Prosecutors in Rwanda on Thursday sought a life sentence for “Hotel Rwanda” hero and government critic Paul Rusesabagina, who is charged with terrorism in a trial denounced as political by his supporters.
“We have showed that every act by Rusesabagina was criminal in nature with the intent to commit terrorism,” said prosecutor Jean Pierre Habarurema, during a seven-hour hearing.
“We therefore request that he is given the maximum sentence provided for by the law, which is life imprisonment.”
The former manager of Kigali’s Hotel des Mille Collines was made famous by the 2004 Hollywood film that told how he saved more than 1,000 people who sheltered in his hotel during the genocide, a decade earlier, in which an estimated 800,000 died, most of them ethnic Tutsis.
Rusesabagina, a Hutu, subsequently became a prominent and outspoken critic of President Paul Kagame and has lived in exile in the US and Belgium since 1996.

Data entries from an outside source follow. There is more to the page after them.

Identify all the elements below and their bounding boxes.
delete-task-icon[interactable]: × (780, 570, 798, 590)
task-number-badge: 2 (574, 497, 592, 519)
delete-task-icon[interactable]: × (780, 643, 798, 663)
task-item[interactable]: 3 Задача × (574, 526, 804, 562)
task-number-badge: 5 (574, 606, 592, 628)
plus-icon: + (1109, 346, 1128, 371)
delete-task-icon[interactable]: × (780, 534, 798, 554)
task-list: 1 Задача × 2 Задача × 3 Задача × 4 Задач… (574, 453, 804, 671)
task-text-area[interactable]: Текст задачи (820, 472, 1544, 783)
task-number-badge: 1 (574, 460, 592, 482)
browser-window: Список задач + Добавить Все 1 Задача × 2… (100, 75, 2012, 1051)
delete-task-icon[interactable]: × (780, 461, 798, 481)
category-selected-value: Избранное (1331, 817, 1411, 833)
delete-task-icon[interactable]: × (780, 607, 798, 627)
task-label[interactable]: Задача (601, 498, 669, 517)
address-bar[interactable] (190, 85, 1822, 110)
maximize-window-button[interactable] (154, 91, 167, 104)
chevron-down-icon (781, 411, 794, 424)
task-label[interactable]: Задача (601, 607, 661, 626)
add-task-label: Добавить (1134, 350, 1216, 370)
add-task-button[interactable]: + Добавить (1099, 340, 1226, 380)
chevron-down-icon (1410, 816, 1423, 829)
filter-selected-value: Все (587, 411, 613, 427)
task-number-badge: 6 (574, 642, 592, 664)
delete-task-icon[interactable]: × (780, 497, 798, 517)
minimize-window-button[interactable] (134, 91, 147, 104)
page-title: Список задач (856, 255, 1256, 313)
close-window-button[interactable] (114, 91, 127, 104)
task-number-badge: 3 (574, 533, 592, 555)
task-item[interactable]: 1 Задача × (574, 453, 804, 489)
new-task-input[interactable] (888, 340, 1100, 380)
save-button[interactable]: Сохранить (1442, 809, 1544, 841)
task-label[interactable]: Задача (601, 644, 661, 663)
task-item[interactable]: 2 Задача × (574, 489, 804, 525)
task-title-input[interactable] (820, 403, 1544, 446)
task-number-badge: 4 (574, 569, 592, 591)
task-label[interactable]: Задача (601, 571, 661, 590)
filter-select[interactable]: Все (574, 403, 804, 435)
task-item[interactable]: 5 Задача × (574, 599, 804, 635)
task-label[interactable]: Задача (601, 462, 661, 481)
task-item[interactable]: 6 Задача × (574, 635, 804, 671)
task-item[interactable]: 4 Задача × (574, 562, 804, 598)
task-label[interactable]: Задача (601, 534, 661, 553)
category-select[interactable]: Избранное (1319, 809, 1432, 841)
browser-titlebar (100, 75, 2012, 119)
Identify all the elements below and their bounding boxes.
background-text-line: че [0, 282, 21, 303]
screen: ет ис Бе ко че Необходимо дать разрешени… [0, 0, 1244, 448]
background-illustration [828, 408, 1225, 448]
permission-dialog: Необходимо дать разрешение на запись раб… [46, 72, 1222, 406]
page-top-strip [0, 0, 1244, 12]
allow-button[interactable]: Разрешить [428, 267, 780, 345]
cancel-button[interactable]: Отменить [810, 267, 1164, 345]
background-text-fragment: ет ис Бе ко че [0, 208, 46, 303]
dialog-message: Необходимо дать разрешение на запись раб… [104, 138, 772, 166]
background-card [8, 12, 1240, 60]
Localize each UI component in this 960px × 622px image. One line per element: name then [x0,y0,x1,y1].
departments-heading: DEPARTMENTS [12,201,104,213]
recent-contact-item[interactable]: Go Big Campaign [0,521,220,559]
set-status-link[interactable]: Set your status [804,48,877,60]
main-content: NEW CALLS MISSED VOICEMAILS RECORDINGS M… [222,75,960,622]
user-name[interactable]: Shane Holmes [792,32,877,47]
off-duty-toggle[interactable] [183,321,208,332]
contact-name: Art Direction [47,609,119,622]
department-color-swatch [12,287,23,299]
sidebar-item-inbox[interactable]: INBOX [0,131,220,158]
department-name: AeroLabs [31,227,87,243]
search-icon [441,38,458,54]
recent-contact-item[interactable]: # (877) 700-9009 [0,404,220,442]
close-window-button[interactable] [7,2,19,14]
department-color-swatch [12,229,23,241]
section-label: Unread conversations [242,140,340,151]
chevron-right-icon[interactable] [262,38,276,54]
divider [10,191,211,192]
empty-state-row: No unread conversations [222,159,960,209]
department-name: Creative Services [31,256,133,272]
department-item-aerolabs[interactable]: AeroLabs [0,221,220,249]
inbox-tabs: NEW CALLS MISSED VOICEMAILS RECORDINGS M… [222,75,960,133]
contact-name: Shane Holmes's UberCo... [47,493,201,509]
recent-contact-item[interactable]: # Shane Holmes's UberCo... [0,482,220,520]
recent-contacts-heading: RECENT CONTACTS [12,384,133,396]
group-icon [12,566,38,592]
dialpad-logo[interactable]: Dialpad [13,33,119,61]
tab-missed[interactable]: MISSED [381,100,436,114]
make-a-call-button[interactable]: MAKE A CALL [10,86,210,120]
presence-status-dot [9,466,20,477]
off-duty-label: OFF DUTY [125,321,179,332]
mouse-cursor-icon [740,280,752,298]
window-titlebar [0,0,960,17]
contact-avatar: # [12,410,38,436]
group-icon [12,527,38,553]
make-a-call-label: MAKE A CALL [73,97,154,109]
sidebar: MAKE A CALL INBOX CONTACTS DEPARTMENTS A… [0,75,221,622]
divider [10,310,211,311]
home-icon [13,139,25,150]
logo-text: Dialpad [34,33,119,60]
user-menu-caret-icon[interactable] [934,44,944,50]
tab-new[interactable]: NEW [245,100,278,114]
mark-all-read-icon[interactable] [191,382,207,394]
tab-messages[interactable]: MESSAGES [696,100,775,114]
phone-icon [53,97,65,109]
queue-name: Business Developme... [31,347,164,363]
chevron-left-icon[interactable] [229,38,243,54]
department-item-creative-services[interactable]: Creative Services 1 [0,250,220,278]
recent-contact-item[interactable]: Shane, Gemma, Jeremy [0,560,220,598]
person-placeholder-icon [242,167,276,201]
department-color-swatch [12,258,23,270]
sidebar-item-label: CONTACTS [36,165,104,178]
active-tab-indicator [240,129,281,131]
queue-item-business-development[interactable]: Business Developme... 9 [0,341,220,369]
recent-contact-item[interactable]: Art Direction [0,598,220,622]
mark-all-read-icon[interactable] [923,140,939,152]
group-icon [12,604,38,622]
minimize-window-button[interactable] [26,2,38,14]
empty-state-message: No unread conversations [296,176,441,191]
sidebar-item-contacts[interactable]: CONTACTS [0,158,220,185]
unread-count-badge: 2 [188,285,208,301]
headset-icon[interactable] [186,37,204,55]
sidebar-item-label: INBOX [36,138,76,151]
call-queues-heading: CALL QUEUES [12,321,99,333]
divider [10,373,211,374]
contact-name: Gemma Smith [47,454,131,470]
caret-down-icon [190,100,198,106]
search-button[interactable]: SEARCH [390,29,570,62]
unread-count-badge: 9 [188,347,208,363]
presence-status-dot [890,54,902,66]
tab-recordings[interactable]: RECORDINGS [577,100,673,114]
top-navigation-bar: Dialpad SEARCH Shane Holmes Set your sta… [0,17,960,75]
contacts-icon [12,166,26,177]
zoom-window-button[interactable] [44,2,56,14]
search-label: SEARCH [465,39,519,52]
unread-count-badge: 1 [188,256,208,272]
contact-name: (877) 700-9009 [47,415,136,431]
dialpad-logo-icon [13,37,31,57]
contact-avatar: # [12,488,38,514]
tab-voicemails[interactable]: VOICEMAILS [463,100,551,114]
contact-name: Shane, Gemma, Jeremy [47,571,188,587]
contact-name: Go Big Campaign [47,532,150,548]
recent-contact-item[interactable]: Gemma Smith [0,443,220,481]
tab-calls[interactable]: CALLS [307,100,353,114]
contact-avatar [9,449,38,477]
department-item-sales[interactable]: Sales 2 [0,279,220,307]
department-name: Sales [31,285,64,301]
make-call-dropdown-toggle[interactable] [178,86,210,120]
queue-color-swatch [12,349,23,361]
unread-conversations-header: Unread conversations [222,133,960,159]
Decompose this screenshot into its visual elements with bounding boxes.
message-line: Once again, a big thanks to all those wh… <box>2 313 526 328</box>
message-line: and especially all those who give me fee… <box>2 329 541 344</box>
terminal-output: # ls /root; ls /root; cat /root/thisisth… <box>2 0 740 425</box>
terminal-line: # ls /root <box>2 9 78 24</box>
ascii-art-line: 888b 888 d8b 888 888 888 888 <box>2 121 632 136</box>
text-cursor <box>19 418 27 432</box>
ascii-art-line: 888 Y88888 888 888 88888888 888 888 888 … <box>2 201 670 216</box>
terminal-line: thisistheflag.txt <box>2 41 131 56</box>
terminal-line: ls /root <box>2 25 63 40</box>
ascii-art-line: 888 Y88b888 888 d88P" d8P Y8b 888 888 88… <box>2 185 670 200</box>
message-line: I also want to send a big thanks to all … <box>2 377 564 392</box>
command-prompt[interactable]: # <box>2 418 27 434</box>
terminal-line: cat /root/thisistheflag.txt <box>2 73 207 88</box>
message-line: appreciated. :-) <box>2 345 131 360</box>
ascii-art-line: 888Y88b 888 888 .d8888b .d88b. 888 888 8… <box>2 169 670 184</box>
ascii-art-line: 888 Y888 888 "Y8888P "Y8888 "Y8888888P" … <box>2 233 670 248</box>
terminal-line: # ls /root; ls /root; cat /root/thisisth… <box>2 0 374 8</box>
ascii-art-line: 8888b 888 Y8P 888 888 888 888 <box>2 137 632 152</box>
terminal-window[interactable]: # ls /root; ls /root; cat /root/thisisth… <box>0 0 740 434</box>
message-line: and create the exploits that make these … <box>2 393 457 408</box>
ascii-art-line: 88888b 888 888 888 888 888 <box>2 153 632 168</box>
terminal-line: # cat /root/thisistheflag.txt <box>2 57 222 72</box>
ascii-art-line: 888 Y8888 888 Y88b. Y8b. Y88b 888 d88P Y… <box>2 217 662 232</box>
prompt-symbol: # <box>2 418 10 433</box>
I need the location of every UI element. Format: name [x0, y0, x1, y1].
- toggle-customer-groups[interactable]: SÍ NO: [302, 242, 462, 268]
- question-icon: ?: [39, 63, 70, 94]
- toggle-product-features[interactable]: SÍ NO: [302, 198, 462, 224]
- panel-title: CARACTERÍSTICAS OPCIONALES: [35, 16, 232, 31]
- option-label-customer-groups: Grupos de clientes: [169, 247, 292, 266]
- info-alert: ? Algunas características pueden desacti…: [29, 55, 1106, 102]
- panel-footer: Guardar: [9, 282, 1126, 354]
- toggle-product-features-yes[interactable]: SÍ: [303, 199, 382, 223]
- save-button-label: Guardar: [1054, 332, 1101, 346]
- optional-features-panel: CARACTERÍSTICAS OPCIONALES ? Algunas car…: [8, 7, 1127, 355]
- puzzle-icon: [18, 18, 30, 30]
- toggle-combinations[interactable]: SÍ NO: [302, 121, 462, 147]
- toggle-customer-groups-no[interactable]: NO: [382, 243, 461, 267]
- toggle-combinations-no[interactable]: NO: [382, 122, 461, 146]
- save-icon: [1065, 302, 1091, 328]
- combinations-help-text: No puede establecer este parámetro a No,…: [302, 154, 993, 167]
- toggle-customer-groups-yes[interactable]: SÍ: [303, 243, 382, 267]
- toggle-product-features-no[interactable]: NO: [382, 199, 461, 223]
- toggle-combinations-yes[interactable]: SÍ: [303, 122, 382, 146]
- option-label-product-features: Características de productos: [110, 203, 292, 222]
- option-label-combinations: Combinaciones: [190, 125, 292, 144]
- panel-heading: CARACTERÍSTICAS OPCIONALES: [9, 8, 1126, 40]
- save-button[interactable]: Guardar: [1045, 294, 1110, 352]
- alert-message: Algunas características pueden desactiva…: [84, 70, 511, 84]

Kagame’s government accuses him of supporting the National Liberation Front (FLN) rebel group which is blamed for a series of gun, grenade and arson attacks in 2018 and 2019 that killed nine people.
Rusesabagina has denied any involvement in those attacks, but was a founder of the Rwandan Movement for Democratic Change (MRCD), an opposition group of which the FLN is seen as the armed wing. He faces nine charges, including terrorism.
“As a leader, sponsor and supporter of MRCD/FLN, he encouraged and empowered the fighters to commit those terrorist acts against Rwanda,” said Habarurema.
“Even if he did not actively take part in these attacks, he is considered as one who played a role by simply being a sponsor to these fighters.”